Re: Can a 32 bit GCC running on a 64 bit Intel be made to emit SSE SIMD instructions automatically?

Georg GCC user <georggcc@xxxxxxxxxxxxxx> · Sun, 20 May 2012 12:12:18 +0200

On Sun, May 20, 2012 at 4:03 AM, Tim Prince <n8tm@xxxxxxx> wrote:
> On 5/19/2012 7:34 PM, Georg GCC user wrote:

>> VECTOR f(double a, double b, double c, double d)
>> {
>>    return (VECTOR) { a OP c, b OP d };
>> }
>>
>> then 32 bit GCC 4.6.x running on Intel 64bit/SSE hardware can
>> (cannot) translate the two OPs into a single SIMD instruction
>> that computes [a OP d, b OP d] in one parallel step.
>> (At least not without explicitly calling intrinsics.)
>>
>> Is one of these statements known to be true?
>>
>> Georg
>
> I don't have experience with the 32-bit block vectorization, but the
> alignment differences could be the clue.  Where the x86_64 OS specifies
> 16-byte default alignments, the 32-bit OS has smaller defaults (presumably
> for space saving).  You may be able to overcome this difference by
> assume_aligned data declarations.  Gcc rightly avoids unaligned simd loads
> and stores on Intel architectures prior to AVX (where it will avoid AVX-256
> unaligned).

Alignment seems to be a clue.
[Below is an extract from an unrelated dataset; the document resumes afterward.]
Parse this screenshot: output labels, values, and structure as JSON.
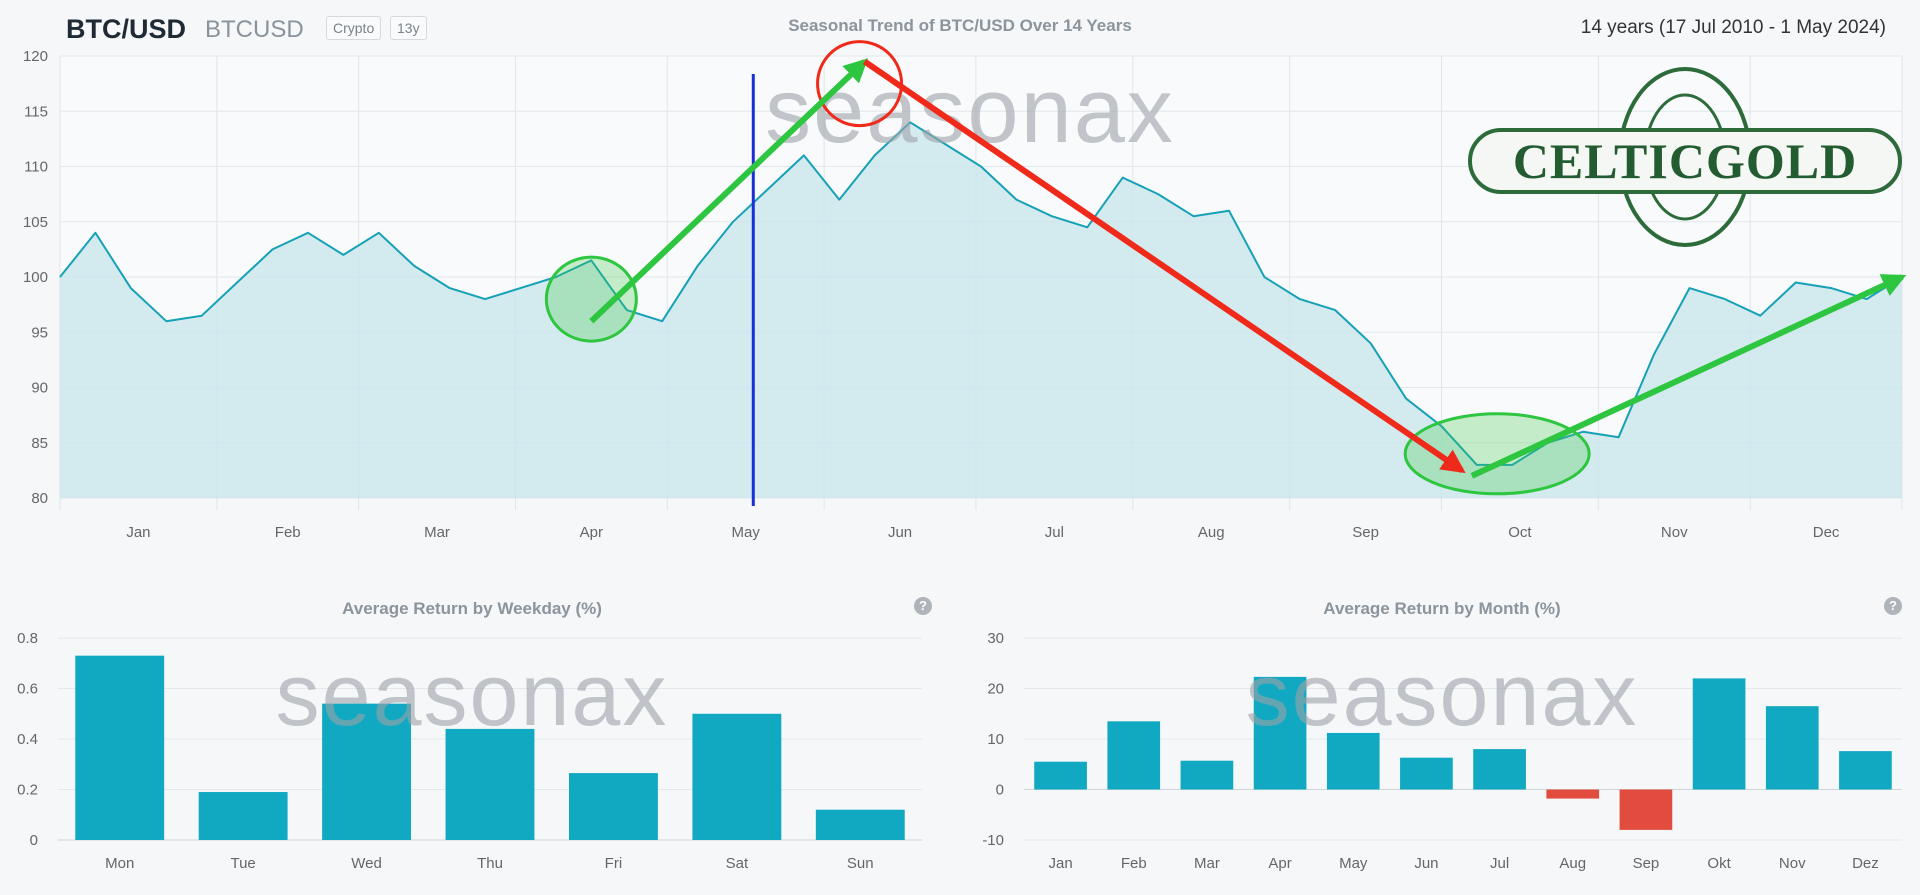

I managed to make this 128 bits,
no more complaints about unaligned, but, alas, now 32 bit GCC
generates two xxxsd plus one xxxpd plus corresponding
unpacking and moving, for what appears to be an internal rewrite
of f along the lines

VECTOR  f'(double a, double b, double c, double d)
{
   double x = a OP c;  // -> xxxsd
   double y = b OP d;  // -> xxxsd
   VECTOR return_value = { x, y }  // -> xxxpd

   return return_value;
}

Doubly slowing down the program. Does an effect like this qualify
as a bug (enhancement class)?

Georg